Monday, December 19, 2011

At the (old) movies: 'Dodsworth'

Notes from another get-together of the local cinephile society…..

I first saw “Dodsworth” on cable TV some years ago.

I’d known nothing about it and hadn’t even read the Sinclair Lewis novel on which it was based. (Or any Sinclair Lewis novel, for that matter.)

But I knew that the 1936 film was directed by William Wyler and starred Walter Huston, so I suspected it might be worth watching.

Yet as I began watching it, I had a pretty good idea of where the plot was going.

It begins with Sam Dodsworth, a pioneer in the auto industry, selling his company and retiring – and planning to take a trip to Europe with his wife, who, unlike him, spent time overseas when she was younger.

Well, of course, I knew what was coming – a ham-handed satire in which Dodsworth, the American ignoramus, was going to make a fool of himself overseas and become an early embodiment of the Ugly American, or at least the Homely American.

So I sat back to watch this scenario play itself out.

But it never did.

Because I was wrong.

And when “The End” appeared on the screen and the picture faded to black, I was never so happy to be so wrong – once I was able to pick myself up off the floor.

If you’ve never seen the movie, I’m not going to discuss exactly how wrong I was because you should have the pleasure of seeing it for yourself.

But let’s just say that for its time, the movie is remarkably adult.

And by “adult” I don’t mean nudity or four-letter words.

I mean the kind of movie in which people behave and talk the way real people do.

So many of the older movie dramas, as wonderful as they are, had to make ridiculous compromises with the censors if they were to be released at all, and film buffs such as myself are used to just looking the other way.

But with “Dodsworth,” there’s no place to look but at the screen, at the performances: Huston, Ruth Chatterton as his wife, Mary Astor as a divorcee living overseas, and even David Niven, who was just starting out but who, even in a relatively small role, shows that he already deserves a place at the grown-ups’ table.

Huston, of course, is the standout – he’d played the role in the Broadway adaptation.
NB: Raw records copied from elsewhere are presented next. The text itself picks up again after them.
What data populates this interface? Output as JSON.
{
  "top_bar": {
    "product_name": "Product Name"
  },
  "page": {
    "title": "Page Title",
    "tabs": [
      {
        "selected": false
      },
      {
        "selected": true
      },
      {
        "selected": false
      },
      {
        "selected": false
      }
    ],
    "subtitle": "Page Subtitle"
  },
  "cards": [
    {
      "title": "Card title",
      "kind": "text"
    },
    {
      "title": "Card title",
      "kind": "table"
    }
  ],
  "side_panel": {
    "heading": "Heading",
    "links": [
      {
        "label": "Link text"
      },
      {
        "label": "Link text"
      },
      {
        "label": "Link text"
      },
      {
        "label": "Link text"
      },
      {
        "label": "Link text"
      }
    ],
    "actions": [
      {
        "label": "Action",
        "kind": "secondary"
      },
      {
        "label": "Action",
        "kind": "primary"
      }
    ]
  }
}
He’s so good, you wish you could meet the guy and thank him afterward. (I rarely feel that way about performers; the only modern equivalent I can think of offhand is the late Jerry Orbach.)

But even though the whole film is wonderful, it’s the ending that knocked me out. It’s not the sort of ending you’d usually see in this kind of drama. Not that there’s anything censorable about it (although heaven knows the censors might have found some silly reason to object to it), but … well … without giving anything away, it’s the kind of ending that might well happen in real life as opposed to the way people usually behave in “domestic dramas.”

Then again, calling “Dodsworth” a domestic drama is like calling “Hamlet” a mere whodunit. (And as a card-carrying member of Mystery Writers of America, I feel obliged to add that there’s nothing wrong with that.)

It was obvious that many in the cinephile society’s audience had never seen the film, and it was great to see them paying such close attention to it. And afterward, after the lights came on, the audience members, who on other occasions usually get right up, put their coats on and leave, just sat in silence, almost an eerie silence, for a minute or two.

The president of the cinephile society later told me that some found the picture almost too intense and draining, comparing it to “Who’s Afraid of Virginia Woolf?”

I wouldn’t go that far; whenever I see "Dodsworth" I’m exhilarated, not enervated, by the total effect: the performances, the settings and camera work, and, perhaps most important, the writing.

Matter of fact, “Dodsworth” contains one of my favorite all-time lines of dialogue, spoken by Huston to Spring Byington, who is excellent as a family friend.

I believe the line is:

“That the way they write sevens in Europe.”

I know, I know – you’re scratching your head, wondering why this is such a great line.

Thing is, you have to hear it in context.

Which means you have to actually see the movie.

Which is something I hope you’ll want to do now.